Sunday, February 28, 2016

Are publicly funded charter schools accountable to parents and taxpayer? Apparently not.

Several weeks ago the New York Times published a surreptitiously recorded video of a charter school teacher berating a first grade student and ripping up her work in front of the class for being unable to explain how she solved a math problem. The publicly-funded school, the Success Academy founded by Eva Moskowitz, circled the wagons and launched a public relations blitz.

According to the Times, the girl's parent tried to raise questions at a meeting organized by the school to get parent support for the teacher in the press. She was concerned that the parents were being asked to help without even being shown the video. "She's like 'You've had enough to say' and [Ms. Moskowitz] tried to talk over me," the mother told the Times. Frustrated, she gave up and walked out of the meeting.

The student's parent went to the NY Department of Education to file a complaint. She was told that Success was independent from the school district and that she needed to contact the school's board of trustees. But the board, chaired by hedge fund CEO Dan Loeb, that gets to spend taxpayer dollars aren't elected by nor accountable to New York voters. They have no obligation to neither listen to her nor take action. They are a group of hedge fund and private equity investors, lawyers, public relationships professionals, philanthropists and one full-time educator.

Here's a few of the Wall Street investors on the school's board of trustees who the girl's mother was told to petition:
  • Joel Greenblatt is a Managing Partner at the hedge fund Gotham Capital and former Chairman of the Board of Alliant Techsystems, a NYSE-listed aerospace and defense company.

  • Steven M. Galbraith is a former Chief Investment Officer at Morgan Stanley who now runs Herring Creek Capital, a Connecticut based Hedge Fund.

  • John Petry is the founder and managing principle at the hedge fund, Sessa Capital.

  • Richard S. Pzena is the founder of Pzena Investment Manager, a global investment firm.

  • David Roberts has been for the last 21 years with the investment firm, Angelo, Gordon David, responsible for helping to start and grow a number of the firm's businesses including opportunistic real estate, private equity, and net lease real estate.

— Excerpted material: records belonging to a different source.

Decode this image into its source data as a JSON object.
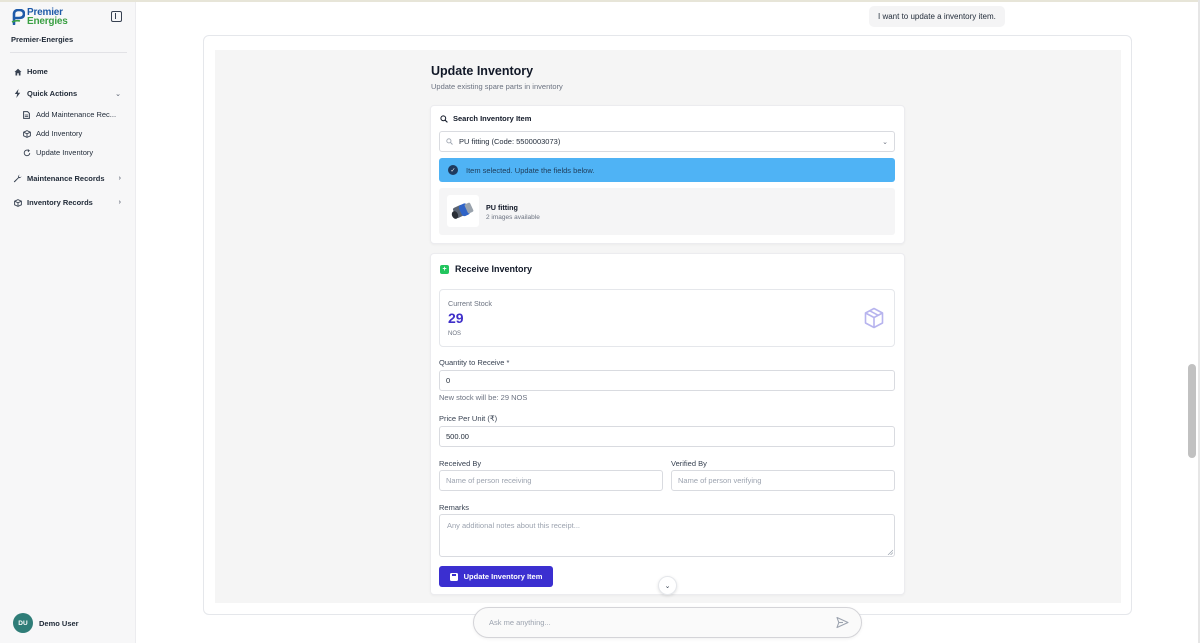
{
  "brand": {
    "line1": "Premier",
    "line2": "Energies",
    "org": "Premier-Energies"
  },
  "nav": {
    "home": "Home",
    "quick_actions": "Quick Actions",
    "sub": [
      "Add Maintenance Rec...",
      "Add Inventory",
      "Update Inventory"
    ],
    "maintenance_records": "Maintenance Records",
    "inventory_records": "Inventory Records"
  },
  "user": {
    "initials": "DU",
    "name": "Demo User"
  },
  "chat": {
    "user_message": "I want to update a inventory item.",
    "input_placeholder": "Ask me anything..."
  },
  "page": {
    "title": "Update Inventory",
    "subtitle": "Update existing spare parts in inventory"
  },
  "search": {
    "title": "Search Inventory Item",
    "selected": "PU fitting (Code: 5500003073)",
    "alert": "Item selected. Update the fields below.",
    "item_name": "PU fitting",
    "item_meta": "2 images available"
  },
  "receive": {
    "title": "Receive Inventory",
    "current_stock_label": "Current Stock",
    "current_stock": "29",
    "unit": "NOS",
    "qty_label": "Quantity to Receive *",
    "qty_value": "0",
    "new_stock": "New stock will be: 29 NOS",
    "price_label": "Price Per Unit (₹)",
    "price_value": "500.00",
    "received_by_label": "Received By",
    "received_by_placeholder": "Name of person receiving",
    "verified_by_label": "Verified By",
    "verified_by_placeholder": "Name of person verifying",
    "remarks_label": "Remarks",
    "remarks_placeholder": "Any additional notes about this receipt...",
    "submit": "Update Inventory Item"
  },
  "colors": {
    "accent": "#3b2fd0",
    "alert": "#4fb3f5",
    "stock": "#3f2fc9",
    "avatar": "#2f7d78"
  }
}
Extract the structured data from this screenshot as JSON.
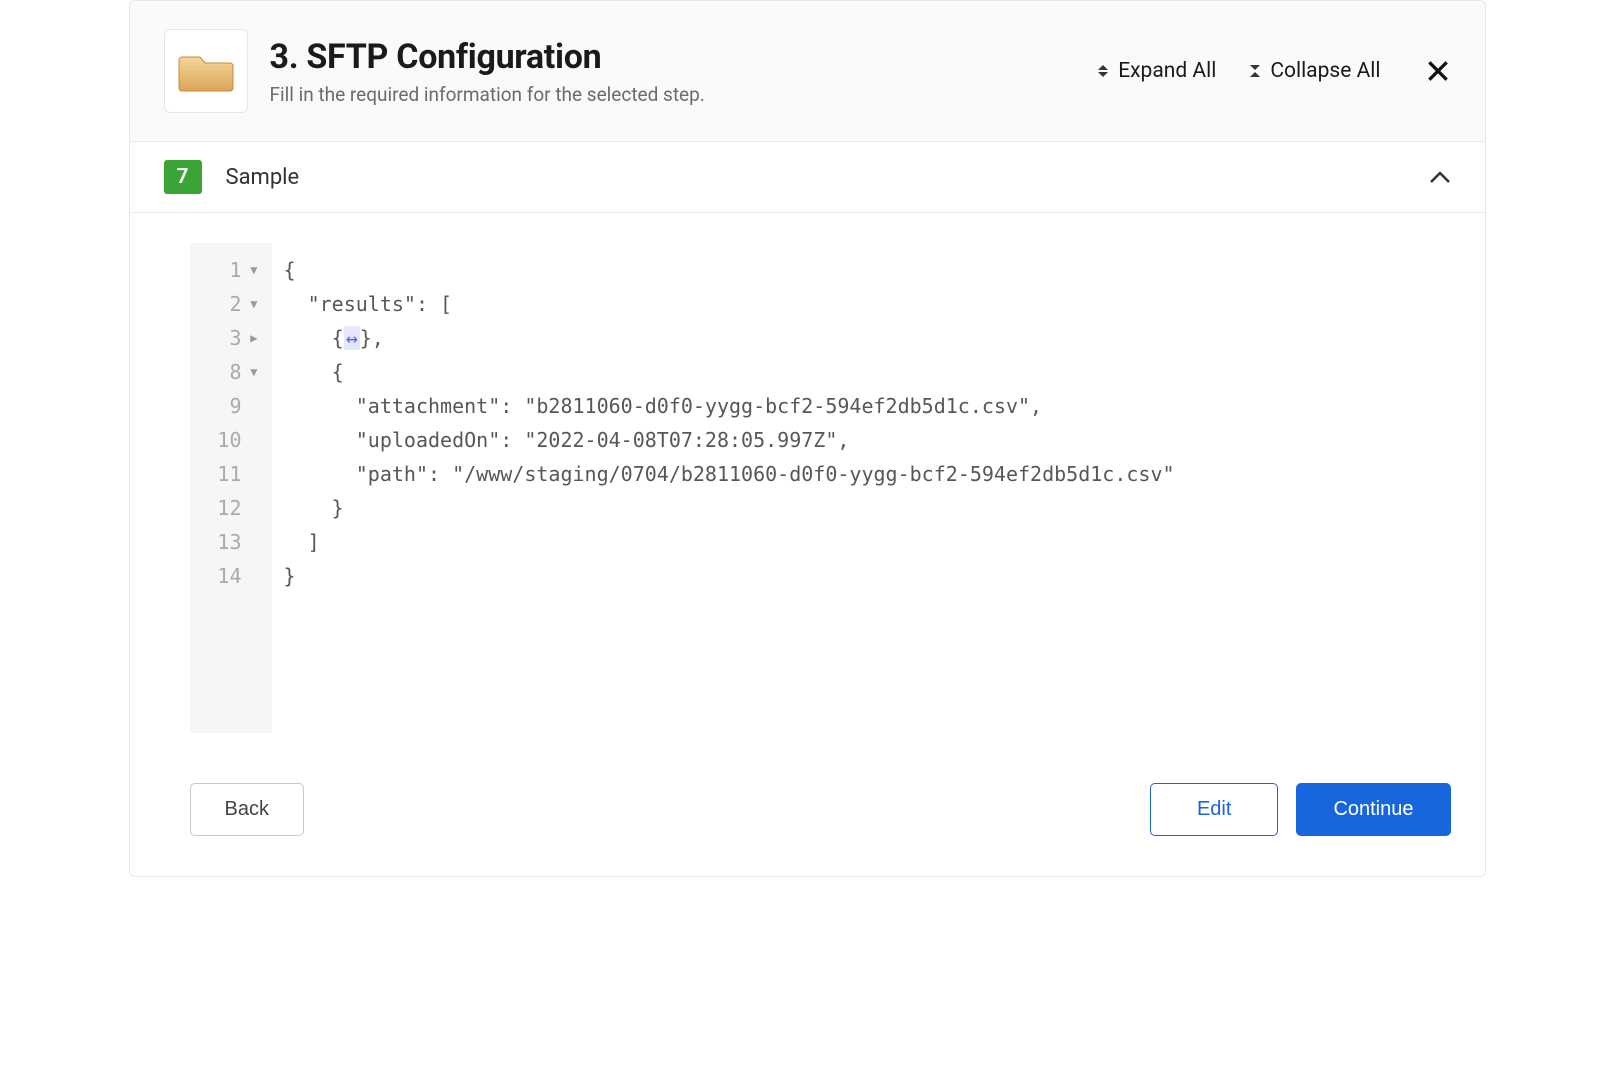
{
  "header": {
    "title": "3. SFTP Configuration",
    "subtitle": "Fill in the required information for the selected step.",
    "expand_label": "Expand All",
    "collapse_label": "Collapse All"
  },
  "section": {
    "badge": "7",
    "title": "Sample"
  },
  "code": {
    "lines": [
      {
        "num": "1",
        "fold": "open",
        "text": "{"
      },
      {
        "num": "2",
        "fold": "open",
        "text": "  \"results\": ["
      },
      {
        "num": "3",
        "fold": "collapsed",
        "text": "    {↔},"
      },
      {
        "num": "8",
        "fold": "open",
        "text": "    {"
      },
      {
        "num": "9",
        "fold": "",
        "text": "      \"attachment\": \"b2811060-d0f0-yygg-bcf2-594ef2db5d1c.csv\","
      },
      {
        "num": "10",
        "fold": "",
        "text": "      \"uploadedOn\": \"2022-04-08T07:28:05.997Z\","
      },
      {
        "num": "11",
        "fold": "",
        "text": "      \"path\": \"/www/staging/0704/b2811060-d0f0-yygg-bcf2-594ef2db5d1c.csv\""
      },
      {
        "num": "12",
        "fold": "",
        "text": "    }"
      },
      {
        "num": "13",
        "fold": "",
        "text": "  ]"
      },
      {
        "num": "14",
        "fold": "",
        "text": "}"
      }
    ]
  },
  "footer": {
    "back": "Back",
    "edit": "Edit",
    "continue": "Continue"
  }
}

  • John Scully is a founding partner of SPO Partners & Co., a private investment firm and a director at the Plum Creek Timber Company and chairman of Advent Software.

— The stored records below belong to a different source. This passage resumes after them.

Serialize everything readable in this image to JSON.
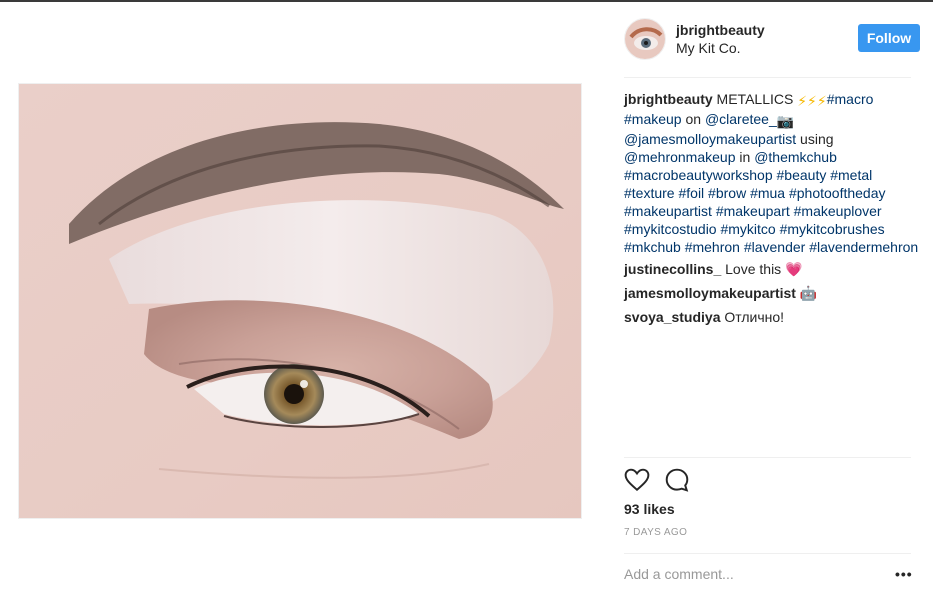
{
  "post": {
    "username": "jbrightbeauty",
    "location": "My Kit Co.",
    "follow_label": "Follow",
    "caption": {
      "username": "jbrightbeauty",
      "segments": [
        {
          "text": " METALLICS ",
          "tag": false
        },
        {
          "text": "⚡⚡⚡",
          "tag": false,
          "emoji": "lightning-emoji"
        },
        {
          "text": "#macro #makeup",
          "tag": true
        },
        {
          "text": " on ",
          "tag": false
        },
        {
          "text": "@claretee_",
          "tag": true
        },
        {
          "text": " 📷 ",
          "tag": false,
          "emoji": "camera-emoji"
        },
        {
          "text": "@jamesmolloymakeupartist",
          "tag": true
        },
        {
          "text": " using ",
          "tag": false
        },
        {
          "text": "@mehronmakeup",
          "tag": true
        },
        {
          "text": " in ",
          "tag": false
        },
        {
          "text": "@themkchub #macrobeautyworkshop #beauty #metal #texture #foil #brow #mua #photooftheday #makeupartist #makeupart #makeuplover #mykitcostudio #mykitco #mykitcobrushes #mkchub #mehron #lavender #lavendermehron",
          "tag": true
        }
      ]
    },
    "comments": [
      {
        "username": "justinecollins_",
        "text": " Love this 💗"
      },
      {
        "username": "jamesmolloymakeupartist",
        "text": " 🤖"
      },
      {
        "username": "svoya_studiya",
        "text": " Отлично!"
      }
    ],
    "likes": "93 likes",
    "date": "7 DAYS AGO",
    "comment_placeholder": "Add a comment...",
    "more_label": "•••",
    "icons": {
      "like": "heart-icon",
      "comment": "speech-bubble-icon",
      "more": "ellipsis-icon"
    },
    "colors": {
      "follow_button": "#3897f0",
      "tag": "#003569",
      "muted": "#999999"
    }
  }
}
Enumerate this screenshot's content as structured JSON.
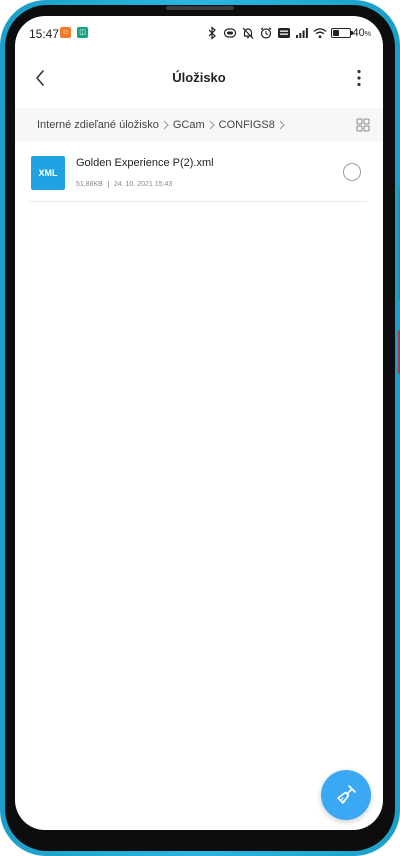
{
  "status_bar": {
    "time": "15:47",
    "battery_text": "40",
    "battery_unit": "%",
    "battery_level": 0.4,
    "icons": [
      "bluetooth-icon",
      "nfc-icon",
      "mute-icon",
      "alarm-icon",
      "volte-icon",
      "signal-icon",
      "wifi-icon",
      "battery-icon"
    ]
  },
  "app_bar": {
    "title": "Úložisko"
  },
  "breadcrumb": {
    "items": [
      "Interné zdieľané úložisko",
      "GCam",
      "CONFIGS8"
    ]
  },
  "files": [
    {
      "icon_label": "XML",
      "name": "Golden Experience P(2).xml",
      "size": "51,88KB",
      "date": "24. 10. 2021 15:43"
    }
  ],
  "colors": {
    "accent": "#3aa8f3",
    "xml_icon": "#21a2e2",
    "frame": "#2bb6df"
  }
}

  • Paul Pastorek, the co-executive director of the Eli and Edythe Broad Foundation founded by billionaire Eli Broad, who is leading an effort to turn half of Los Angeles schools into charter schools. Pastorek led the post-Hurricane Katrina effort in New Orleans that converted all elementary and secondary schools into charter schools. Recent research has shown that the New Orleans school system is now a multi-tier system that works for some, but leaves many behind.


They are private citizens who get to spend taxpayer dollars to educate children. They argue that the market will determine success. Unfortunately, they get to define what success looks like - not the public whose taxes fund the school, nor voters who are the ultimate policy makers in a democratic society. The problem is that the market doesn't need to pay attention to the whims of democracy that demands public accountability, high quality and inclusive education for every child - even the ones that struggle with math problems.

The mother ultimately removed her daughter from the school. It's the Donald Trump "you're fired" brand of education. There's no room for those that can't take the heat - even if they are a 6-year old first grader struggling with math. That's not America and it's certainly not how a democracy should function.

The biggest problem with charter schools should be obvious. Charter schools are publicly funded, public schools run by private groups unaccountable to neither the public who pay the bills nor the parents of children who deserve to have their voices heard.